The active matrix type liquid crystal display device of the present invention is equipped with a selection circuit for applying different voltages to the liquid crystal pixels via the storage capacitors when the auxiliary lighting is turned on and when the auxiliary lighting is not turned on, thereby optimizing the gamma characteristic. It is possible to provide an active matrix liquid crystal display device having high image quality by improving the non-uniformity of gamma characteristics in two modes of lighting and non-lighting auxiliary lighting, which has been a problem in the prior art. Become.

[Brief description of drawings]

FIG. 1 is a configuration diagram of an active matrix type liquid crystal display device according to an embodiment of the present invention.

FIG. 2 is a diagram of a pixel voltage waveform of the active matrix type liquid crystal display device according to the embodiment of the present invention.

FIG. 3 is a configuration diagram of a transmissive / semitransmissive selection circuit of an active matrix type liquid crystal display device according to an embodiment of the present invention.

FIG. 4 is a configuration diagram of a conventional active matrix type liquid crystal display device.
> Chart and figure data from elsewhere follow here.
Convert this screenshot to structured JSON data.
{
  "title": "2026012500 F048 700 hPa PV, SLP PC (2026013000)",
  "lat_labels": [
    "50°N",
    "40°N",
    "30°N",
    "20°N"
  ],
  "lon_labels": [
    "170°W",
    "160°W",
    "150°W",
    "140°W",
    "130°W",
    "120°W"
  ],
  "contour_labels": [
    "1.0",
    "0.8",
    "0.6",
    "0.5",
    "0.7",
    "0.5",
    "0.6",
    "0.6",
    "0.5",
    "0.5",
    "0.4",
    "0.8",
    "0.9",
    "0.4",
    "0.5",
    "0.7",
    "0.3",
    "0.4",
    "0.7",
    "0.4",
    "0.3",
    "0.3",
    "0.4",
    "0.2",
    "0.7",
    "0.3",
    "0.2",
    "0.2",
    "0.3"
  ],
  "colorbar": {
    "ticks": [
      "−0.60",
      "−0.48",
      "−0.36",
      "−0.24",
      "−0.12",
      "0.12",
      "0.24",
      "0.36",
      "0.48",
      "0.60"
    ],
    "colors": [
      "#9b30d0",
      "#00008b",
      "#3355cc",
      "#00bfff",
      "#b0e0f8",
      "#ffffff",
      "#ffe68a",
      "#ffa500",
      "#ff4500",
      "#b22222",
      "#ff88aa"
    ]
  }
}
FIG. 5 is a diagram of a pixel voltage waveform of a conventional active matrix type liquid crystal display device.

[Explanation of symbols]

41 Gate drive circuit 42 Source drive circuit 43 Storage capacity drive circuit 44 LCD panel 14 Auxiliary lighting ON / OFF lighting selection circuit 32, 45 storage capacity voltage generation circuit 33 switch circuit TFT thin film transistor CS storage capacity LC liquid crystal capacity PIX LCD pixel G gate line S source line VG gate output signal VC, VCR, VCT Auxiliary capacitance output signal VH, VL Image signal potential VCOM counter voltage

─────────────────────────────────────────────────── ─── Continuation of front page (51) Int.Cl. ⁷ Identification code FI theme code (reference) G09G 3/20 624 G09G 3/20 624B 5C094 641 641C 641Q 3/34 3/34 J 3/36 3/36 F-term (reference) 2H091 FA23X FA23Z GA02 GA11 GA13 LA16 LA17 LA20 2H092 GA12 GA24 JA24 JB22 JB31 JB61 JB69 NA01 PA06 PA07 PA13 2H093 NC03 NC09 NC11 NC13 NC14 NC34 NC35 NC36 NC51 NC62 NC65 ND01 ND02 ND03 ND04 ND06 ND08 NE06 5C006 AA01 AA16 AF45 AF46 AF51 AF53 AF61 BB16 BB28 BB29 BC03 BC06 BC11 BF14 BF24 EA01 FA54 FA56 5C080 AA10 BB05 DD03 EE28 FF11 JJ02 JJ03 JJ04 5C094 AA03 AA55 BA03 BA43 CA19 EA04 EA07 FB19

Claims (3)

[Claims] 1. An active matrix type liquid crystal display device comprising a plurality of gate lines arranged in rows, a plurality of source lines arranged in columns, liquid crystal pixels, storage capacitors and pixel driving thin film transistors. A matrix display portion and a plurality of storage capacitance lines that are wired in parallel with the gate line and are connected to the storage capacitance for each line, and control the supply of an image signal to the thin film transistor through the source line. A horizontal drive circuit, a vertical drive circuit that controls the gate line, and a storage capacitor drive circuit that controls a voltage applied to the liquid crystal pixel via the storage capacitor; and a storage capacitor,
An active matrix type liquid crystal display device, comprising: a selection circuit for controlling different voltages to be applied to liquid crystal pixels when auxiliary lighting is used and when not used. 2. The active matrix liquid crystal display device according to claim 1, wherein the auxiliary illumination is a backlight, and the selection circuit receives a selection signal corresponding to lighting or non-lighting of the backlight. An active matrix type liquid crystal display device characterized in that two kinds of voltages are switched by a switch circuit, and different voltages are applied to liquid crystal pixels through the storage capacitor during transmission and during reflection. 3. The active matrix type liquid crystal display device according to claim 1, wherein the auxiliary lighting is a front light, and the selection circuit receives a selection signal corresponding to lighting or non-lighting of the front light. An active matrix type liquid crystal display device characterized in that two kinds of voltages are switched by a switch circuit, and different voltages are applied to liquid crystal pixels through the storage capacitor during transmission and during reflection.